Saturday, May 21, 2022

Surging fuel and food prices send eurozone inflation to new high of 7.5%

Consumer prices in the eurozone rose by a record 7.5 per cent in March from a year ago, piling pressure on the European Central Bank to tighten its ultra-loose monetary policy faster than planned.

The biggest factors driving up eurozone inflation were higher energy and food prices, which have surged since Russia’s invasion of Ukraine hit supplies of oil, gas and other commodities.

The flash estimate for the increase in the harmonised index of consumer prices in March compared with the earlier record of 5.9 per cent set in February and was well above the 6.6 per cent average forecasts of economists polled by Reuters.

The rise in eurozone consumer prices by well above the ECB’s 2 per cent target has prompted some of its policymakers to call for the central bank to cool demand by bringing forward its plan to end net asset purchases and to raise interest rates for the first time in more than a decade.

Investors are pricing in 0.63 percentage points of rate rises by the ECB before the end of this year, which would take its main deposit rate back into positive territory for the first time since 2014, up from its current all-time low of minus 0.5 per cent.

Annual change in the harmonized index of consumer prices

Yet some ECB policymakers worry the war in Ukraine could plunge Europe into recession this year, while the sharp increase in the cost of living could undermine any rebound in consumer demand generated by the lifting of coronavirus restrictions.

“They are being torn in two directions at the ECB,” said Spyros Andreopoulos, senior European economist at BNP Paribas and a former ECB staff member.

“The intention was to exit the emergency policy stance and get out of negative rates this year — and my sense is most people at the ECB would have been on board with that,” said Andreopoulos. “But now they worry the war could have a big impact on growth in the near term, which would delay lift-off to December.”

Several ECB policymakers have said they expect the central bank to raise rates this year and some, such as Klaas Knot of the Netherlands, have said it could do so twice this year.

But the central bank has so far only announced plans to stop net bond purchases by September, when it will decide if inflation will stay strong enough to justify a rate rise. That contrasts with the US Federal Reserve and Bank of England, which have both already started what are expected to be a series of rate rises this year in response to sore inflation.

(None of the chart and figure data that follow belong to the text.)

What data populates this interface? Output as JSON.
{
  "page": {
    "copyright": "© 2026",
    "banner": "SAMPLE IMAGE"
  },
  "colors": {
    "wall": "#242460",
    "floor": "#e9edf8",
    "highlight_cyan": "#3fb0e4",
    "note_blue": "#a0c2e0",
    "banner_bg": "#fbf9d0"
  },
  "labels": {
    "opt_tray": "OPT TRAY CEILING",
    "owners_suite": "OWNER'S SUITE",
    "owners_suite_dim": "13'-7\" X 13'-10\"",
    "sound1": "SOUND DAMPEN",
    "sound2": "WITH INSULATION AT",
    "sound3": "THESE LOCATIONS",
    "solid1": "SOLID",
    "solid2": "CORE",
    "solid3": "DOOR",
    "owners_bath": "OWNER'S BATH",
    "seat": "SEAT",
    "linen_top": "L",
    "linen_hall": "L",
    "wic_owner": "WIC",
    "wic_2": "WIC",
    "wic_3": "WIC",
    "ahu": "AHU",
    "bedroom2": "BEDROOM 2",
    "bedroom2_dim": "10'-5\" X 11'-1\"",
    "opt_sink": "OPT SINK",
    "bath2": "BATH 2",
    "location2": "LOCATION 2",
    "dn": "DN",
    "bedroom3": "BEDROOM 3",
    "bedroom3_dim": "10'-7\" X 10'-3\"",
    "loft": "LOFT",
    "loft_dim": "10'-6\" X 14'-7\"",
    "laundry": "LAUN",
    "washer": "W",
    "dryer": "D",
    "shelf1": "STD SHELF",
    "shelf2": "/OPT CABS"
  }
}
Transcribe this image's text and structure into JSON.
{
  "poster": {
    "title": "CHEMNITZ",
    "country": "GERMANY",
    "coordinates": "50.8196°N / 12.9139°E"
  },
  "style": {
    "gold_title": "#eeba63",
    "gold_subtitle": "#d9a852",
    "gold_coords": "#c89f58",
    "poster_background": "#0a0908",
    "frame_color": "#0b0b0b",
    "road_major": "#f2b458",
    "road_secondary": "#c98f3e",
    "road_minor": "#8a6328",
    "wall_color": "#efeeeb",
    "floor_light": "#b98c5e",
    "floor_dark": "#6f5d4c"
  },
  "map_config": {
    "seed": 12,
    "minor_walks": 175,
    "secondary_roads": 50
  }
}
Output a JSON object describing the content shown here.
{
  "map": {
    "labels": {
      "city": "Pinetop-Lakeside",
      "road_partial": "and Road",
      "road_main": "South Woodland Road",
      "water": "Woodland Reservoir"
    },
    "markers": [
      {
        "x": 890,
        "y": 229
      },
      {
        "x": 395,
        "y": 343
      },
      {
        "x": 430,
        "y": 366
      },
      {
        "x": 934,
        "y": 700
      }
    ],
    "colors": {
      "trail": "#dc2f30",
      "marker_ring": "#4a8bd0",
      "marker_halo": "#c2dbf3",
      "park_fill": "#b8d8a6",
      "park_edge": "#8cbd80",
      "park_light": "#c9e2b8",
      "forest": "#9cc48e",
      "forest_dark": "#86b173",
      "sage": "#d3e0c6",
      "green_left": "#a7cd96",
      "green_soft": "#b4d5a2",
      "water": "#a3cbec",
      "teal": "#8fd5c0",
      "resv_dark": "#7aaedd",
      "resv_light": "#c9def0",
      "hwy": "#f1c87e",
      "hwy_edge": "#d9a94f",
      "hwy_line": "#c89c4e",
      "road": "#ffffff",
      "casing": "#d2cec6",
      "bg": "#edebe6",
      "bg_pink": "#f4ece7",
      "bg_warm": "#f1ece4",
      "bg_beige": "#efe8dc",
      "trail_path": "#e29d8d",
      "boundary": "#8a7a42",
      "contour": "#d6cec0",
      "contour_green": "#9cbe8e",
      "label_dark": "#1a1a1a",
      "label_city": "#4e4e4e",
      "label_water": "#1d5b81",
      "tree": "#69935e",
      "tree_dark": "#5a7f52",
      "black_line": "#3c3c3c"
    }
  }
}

“We have opposing forces,” Philip Lane, ECB chief economist, told CNBC on Friday. “We have the energy shock and the prospect of second-round effects pushing up inflation, [while] on the other hand. , , the weakening of sentiment [and] the fact that real incomes will suffer from the high energy prices.”

Jack Allen-Reynolds, senior economist at Capital Economics, estimated the ECB would raise rates three times this year by a total of 0.75 percentage points, saying: “The ECB will soon conclude that it can’t wait any longer before starting to raise interest rates.”

In March, energy prices across the euro area rose by an all-time high of 44.7 per cent from a year earlier, while unprocessed food prices advanced 7.8 per cent, Eurostat said on Friday.

Even excluding the more volatile energy, food, alcohol and tobacco prices, core inflation increased from 2.7 per cent in February to 3 per cent in March — underlining how price pressures are becoming more broad-based.

The surge in inflationary pressures was outlined by the 2.5 per cent rise in eurozone consumer prices between February and March, a record month-on-month increase.

Inflation is expected to continue rising as the Ukraine war adds to turmoil in energy markets and combines with China’s “zero-Covid” lockdowns of key industrial areas to intensify the supply chain problems that are leaving companies short of materials.

Manufacturers in the eurozone reported the biggest price increases for products leaving their factories since such data started to be collected in the 1990s, according to the latest purchasing managers’ survey published by S&P Global on Friday.